If we accept that learning is all about interaction and making connections, then education and digital communications could hardly be a better fit.
And now, more so than ever.
The most severe phases of the COVID-19 lockdown presented schools and universities with the unexpected challenge of how to maintain classes and stay on track to deliver the learning outcomes so critical for students’ lives, and Australia’s future.
Many of these students had only started school, or were looking forward to finishing it, before the pandemic threw everything into disarray.
For young children and their families, the challenges of maintaining the routines and discipline essential for early learning were significant.
We all know children today are pretty tech savvy and comfortable interacting with screens, but holding their attention enough to actually learn, day in day out, outside of their typical school environment, isn’t something anyone was taking for granted.
Whether it’s taking part in video classes or accessing learning modules online, teachers – and parents – needed to know that platforms and applications would be available and function smoothly, otherwise the whole learning process would be disrupted.
Likewise, teachers needed to be able to connect with each other and the many other staff key to ensuring day-to-day operations. Platforms such as Zoom and Teams, Office 365, CRM platforms like Salesforce.com, as well as work and personal mobile devices, have been invaluable.
Going the Distance
For those in remote areas, distance learning is a part of life.
But for most Australian students, networks like the NBN - along with mobile and fixed wireless systems - threw an emergency lifeline, ensuring they could continue with their learning amid all the disruptions wrought by COVID-19.
For many experiencing disadvantage and / or lagging in their development – and their families – it has likely avoided them falling further behind.
All Australian students will in all likelihood be better off in the future as the result of the huge forced digital learning experiment that has just been undertaken.
In the future, it will also be a more familiar experience for more and more teachers, which will undoubtedly have positive flow-on effects, especially for those finding themselves unable to physically attend school for whatever reason in the future.
No-one expects that university students would struggle in adapting to remote and unsupervised learning situations – well, some might – as many degrees are earned in relative solitude anyway.
But without the modern digital tools at their disposal connecting them online, to tutors and each other, it’s hard to imagine lockdown not serving a dumbed-down version of the education they were getting before the pandemic hit.
Of course Universities are about more than teaching students.
The ability to connect with and collaborate with institutions - and with the private sector - here in Australia and around the world is vital for ensuring universities continue to expand their research efforts – and IP – which is critical for securing funding and ultimately attracting the best students.
Medical faculties and researchers, along with drug companies around the globe have utilised fast and secure communications networks in their race to work together in developing a vaccine for COVID-19. And these digital assets will no doubt play an even more critical role in connecting the best minds and knowledge across all disciplines moving forward.
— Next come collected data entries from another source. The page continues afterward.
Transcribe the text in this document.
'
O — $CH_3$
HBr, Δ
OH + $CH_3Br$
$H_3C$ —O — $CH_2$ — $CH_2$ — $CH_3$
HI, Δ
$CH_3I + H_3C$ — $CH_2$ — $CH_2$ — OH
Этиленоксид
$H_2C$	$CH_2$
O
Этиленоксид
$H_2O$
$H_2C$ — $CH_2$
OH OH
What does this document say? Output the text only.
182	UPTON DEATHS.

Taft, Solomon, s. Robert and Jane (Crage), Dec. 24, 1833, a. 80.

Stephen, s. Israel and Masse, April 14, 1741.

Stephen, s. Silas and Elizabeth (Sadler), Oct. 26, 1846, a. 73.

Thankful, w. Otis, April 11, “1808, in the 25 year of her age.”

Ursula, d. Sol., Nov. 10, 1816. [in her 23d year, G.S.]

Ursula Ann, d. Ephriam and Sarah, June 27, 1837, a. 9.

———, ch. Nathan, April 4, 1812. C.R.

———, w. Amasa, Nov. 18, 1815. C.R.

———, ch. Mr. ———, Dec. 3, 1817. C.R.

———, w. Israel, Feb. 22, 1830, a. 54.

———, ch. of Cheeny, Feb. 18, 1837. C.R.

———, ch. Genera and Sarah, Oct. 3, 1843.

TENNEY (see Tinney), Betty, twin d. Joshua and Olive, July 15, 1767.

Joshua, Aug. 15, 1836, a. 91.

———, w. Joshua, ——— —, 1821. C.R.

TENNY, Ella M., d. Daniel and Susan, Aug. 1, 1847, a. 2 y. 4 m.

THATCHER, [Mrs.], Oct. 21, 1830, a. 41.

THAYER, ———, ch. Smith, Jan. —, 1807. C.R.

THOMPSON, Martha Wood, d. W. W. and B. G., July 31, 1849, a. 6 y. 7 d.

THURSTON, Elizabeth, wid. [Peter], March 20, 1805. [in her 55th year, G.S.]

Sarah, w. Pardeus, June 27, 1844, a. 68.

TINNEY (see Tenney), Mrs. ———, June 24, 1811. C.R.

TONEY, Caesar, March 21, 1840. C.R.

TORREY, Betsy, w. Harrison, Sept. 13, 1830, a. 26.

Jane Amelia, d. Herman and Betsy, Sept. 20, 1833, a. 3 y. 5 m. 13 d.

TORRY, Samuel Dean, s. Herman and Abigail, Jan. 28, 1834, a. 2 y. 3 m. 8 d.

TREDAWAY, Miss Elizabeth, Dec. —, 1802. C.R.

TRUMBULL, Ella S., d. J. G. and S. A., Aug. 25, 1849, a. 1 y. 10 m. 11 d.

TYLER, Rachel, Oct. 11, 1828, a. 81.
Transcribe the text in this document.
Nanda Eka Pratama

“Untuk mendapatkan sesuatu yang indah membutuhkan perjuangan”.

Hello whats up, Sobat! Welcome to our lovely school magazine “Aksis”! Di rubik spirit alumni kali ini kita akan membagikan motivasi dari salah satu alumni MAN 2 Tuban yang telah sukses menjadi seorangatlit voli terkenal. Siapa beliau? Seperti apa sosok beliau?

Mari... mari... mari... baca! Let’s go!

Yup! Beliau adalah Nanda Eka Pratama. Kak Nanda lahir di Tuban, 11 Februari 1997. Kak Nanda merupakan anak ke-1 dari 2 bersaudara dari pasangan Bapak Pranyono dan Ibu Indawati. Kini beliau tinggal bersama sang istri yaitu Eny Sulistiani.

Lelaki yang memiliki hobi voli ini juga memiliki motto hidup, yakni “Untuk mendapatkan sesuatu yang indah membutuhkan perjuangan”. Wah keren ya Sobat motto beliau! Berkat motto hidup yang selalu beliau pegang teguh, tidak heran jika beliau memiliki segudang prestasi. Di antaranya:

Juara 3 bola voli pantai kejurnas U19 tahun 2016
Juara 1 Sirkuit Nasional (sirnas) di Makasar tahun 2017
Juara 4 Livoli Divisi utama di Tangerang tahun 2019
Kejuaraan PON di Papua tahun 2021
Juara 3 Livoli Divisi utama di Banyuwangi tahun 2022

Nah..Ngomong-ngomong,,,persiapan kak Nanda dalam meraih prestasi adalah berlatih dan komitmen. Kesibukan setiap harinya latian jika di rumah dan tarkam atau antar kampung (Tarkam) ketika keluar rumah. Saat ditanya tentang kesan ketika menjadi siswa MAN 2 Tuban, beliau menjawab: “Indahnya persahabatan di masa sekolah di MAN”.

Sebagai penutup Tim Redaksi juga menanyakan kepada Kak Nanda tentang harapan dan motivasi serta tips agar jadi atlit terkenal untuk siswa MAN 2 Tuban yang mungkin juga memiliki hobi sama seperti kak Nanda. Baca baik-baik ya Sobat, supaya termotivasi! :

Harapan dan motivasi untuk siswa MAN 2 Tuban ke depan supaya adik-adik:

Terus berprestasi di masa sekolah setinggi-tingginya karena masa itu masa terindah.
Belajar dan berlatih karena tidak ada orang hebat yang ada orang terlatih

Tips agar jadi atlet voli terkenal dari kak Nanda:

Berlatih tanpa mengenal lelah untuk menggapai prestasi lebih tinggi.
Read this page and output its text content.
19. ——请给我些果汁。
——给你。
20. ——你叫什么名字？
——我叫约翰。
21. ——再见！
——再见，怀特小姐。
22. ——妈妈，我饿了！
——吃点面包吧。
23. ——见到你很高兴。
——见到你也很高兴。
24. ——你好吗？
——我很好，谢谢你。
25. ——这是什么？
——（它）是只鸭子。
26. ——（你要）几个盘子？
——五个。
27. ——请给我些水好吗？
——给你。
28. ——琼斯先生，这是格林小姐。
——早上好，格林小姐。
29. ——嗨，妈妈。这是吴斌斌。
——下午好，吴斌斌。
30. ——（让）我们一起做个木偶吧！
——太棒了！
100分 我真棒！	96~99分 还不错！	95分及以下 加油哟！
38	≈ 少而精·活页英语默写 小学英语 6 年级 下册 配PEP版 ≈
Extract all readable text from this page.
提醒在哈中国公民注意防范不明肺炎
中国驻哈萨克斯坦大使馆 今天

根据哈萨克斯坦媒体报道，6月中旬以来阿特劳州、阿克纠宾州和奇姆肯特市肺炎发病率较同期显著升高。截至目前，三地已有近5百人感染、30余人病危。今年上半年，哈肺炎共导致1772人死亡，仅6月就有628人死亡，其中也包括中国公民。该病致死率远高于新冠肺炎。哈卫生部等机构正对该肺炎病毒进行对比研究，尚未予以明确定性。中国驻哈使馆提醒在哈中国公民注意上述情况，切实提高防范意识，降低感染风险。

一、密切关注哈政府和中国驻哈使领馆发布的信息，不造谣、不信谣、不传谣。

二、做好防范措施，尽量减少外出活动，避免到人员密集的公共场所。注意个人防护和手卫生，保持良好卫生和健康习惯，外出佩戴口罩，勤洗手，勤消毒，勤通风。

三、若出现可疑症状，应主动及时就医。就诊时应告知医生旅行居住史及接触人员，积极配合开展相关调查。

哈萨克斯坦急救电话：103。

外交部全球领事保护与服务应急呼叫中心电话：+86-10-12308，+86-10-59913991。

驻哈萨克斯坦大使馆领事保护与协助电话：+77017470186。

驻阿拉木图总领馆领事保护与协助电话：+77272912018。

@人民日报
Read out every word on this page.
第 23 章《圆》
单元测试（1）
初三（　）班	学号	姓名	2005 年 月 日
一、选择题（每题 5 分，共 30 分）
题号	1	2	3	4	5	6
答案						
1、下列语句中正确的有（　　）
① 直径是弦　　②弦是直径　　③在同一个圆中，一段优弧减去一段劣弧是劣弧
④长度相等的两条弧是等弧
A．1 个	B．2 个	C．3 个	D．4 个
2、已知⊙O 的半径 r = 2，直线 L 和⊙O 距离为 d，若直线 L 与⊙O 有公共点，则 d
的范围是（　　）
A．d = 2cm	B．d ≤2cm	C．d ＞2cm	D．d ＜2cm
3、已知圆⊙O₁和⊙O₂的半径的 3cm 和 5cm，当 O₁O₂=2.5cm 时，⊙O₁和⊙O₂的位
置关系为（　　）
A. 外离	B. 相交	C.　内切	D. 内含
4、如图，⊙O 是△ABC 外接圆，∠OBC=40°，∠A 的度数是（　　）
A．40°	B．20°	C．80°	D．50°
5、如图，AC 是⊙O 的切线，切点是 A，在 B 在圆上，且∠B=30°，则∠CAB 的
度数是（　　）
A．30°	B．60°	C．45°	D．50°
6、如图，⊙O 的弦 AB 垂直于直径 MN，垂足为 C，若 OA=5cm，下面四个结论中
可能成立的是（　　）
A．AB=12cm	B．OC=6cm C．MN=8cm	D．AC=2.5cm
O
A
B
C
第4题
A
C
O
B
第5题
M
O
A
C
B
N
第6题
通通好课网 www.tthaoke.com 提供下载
Teachers and schools are all about learning, and a key lesson all have taken from the COVID-19 experience is that digital learning can be as, if not more, effective a platform for imparting knowledge as face-to-face interactions.
In fact, even as school students now return to their familiar routines, and with Universities expected to be allowed the return of their much bigger numbers some time, it’s fair to say education across the board is going to be changed forever.
And key to that change is going to be perpetual change, at least for the foreseeable future.
After all, just like with the fast evolving communications networks and clever digital tools that have helped schools and students get through this challenging time, change and adaptation is what learning is all about.